The Fed left policy parameters unchanged on yesterday meeting but reiterated “whatever it takes” mantra to bring activity back to pre-crisis levels. We know from the post-GFC Central banks’ response that this is typical post-crisis wording which usually leads to depreciation of national currency. In addition, it usually precedes some important policy shifts or announcements (QE start, policy framework overhaul, etc.), which is likely to happen at the September meeting. This is dovish news for USD, as risks are skewed for dovish policy revisions. The candidate for this policy shift is yield curve control, so far tested only by the Bank of Japan.
Pursuing an anti-crisis response since the beginning of March, the Fed was able to restore the normal functioning of financial markets (mainly through suppression of credit spreads), reduce costs of borrowing for some borrowers, in particular for the government (via suppression of government bond yields). The Fed announced yesterday that it extends anti-crisis lending facilities until the end of 2020, repo and currency swaps until March 2021, which, in my view, underlines very important idea – the crisis (in particular, possible liquidity crunch) could only be suppressed, but not defeated. In response, we even saw a slight increase in demand for USD yesterday.

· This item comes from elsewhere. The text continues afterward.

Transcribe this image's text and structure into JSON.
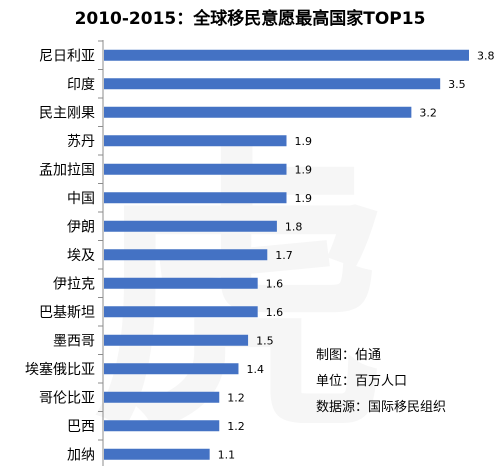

The Fed continues to believe that recovery in activity is largely dependent on the dynamics of spread of the virus. According to the central bank this is the biggest determinant of trajectory of recovery. I think this is a key takeaway from yesterday’s meeting, which suggests that monetary policy remains, in a sense, a function of virus spread dynamics. Yesterday I wrote that consumer confidence in the United States, namely consumer expectations, deteriorated more in those states where the second outbreak was bigger. The Fed’s comment that activity will not fully recover until the virus is defeated is another dose of reality that serves as an ominous warning to stock market buyers.
The Fed also said yesterday that investors should be prepared for a shift in strategy of achieving macroeconomic goals in the near future. The change in strategy may entail changes in how the Fed reacts to positive shifts in the economy, such as inflation pickup. If in 2015 the Fed tried to react preemptively to increases in inflation (by raising rates), then the new strategy may allow a slight overheating – the Fed will not rush to raise rates even if there are signs of acceleration in growth. Of course, this is a dovish shift in policy which will be negative for USD.
Markets are also discussing the possibility that the Fed will start managing long-term market rates (so called yield curve control) and will announce this in September. This is an extreme degree of intervention in the bond market, when the Central Bank announces a price and is willing to buy an unlimited volume of bonds of some maturity at this price. Perhaps this measure will be required so that investors willingly absorb the supply of new Treasury bonds, the issue and sale of which may be necessary to finance the new stimulus package. Without this, there could be a surge in interest rates in the key fixed income market – the Treasuries. Expectations of this is a big factor in the USD weakness, which is likely to growth ahead of the September meeting.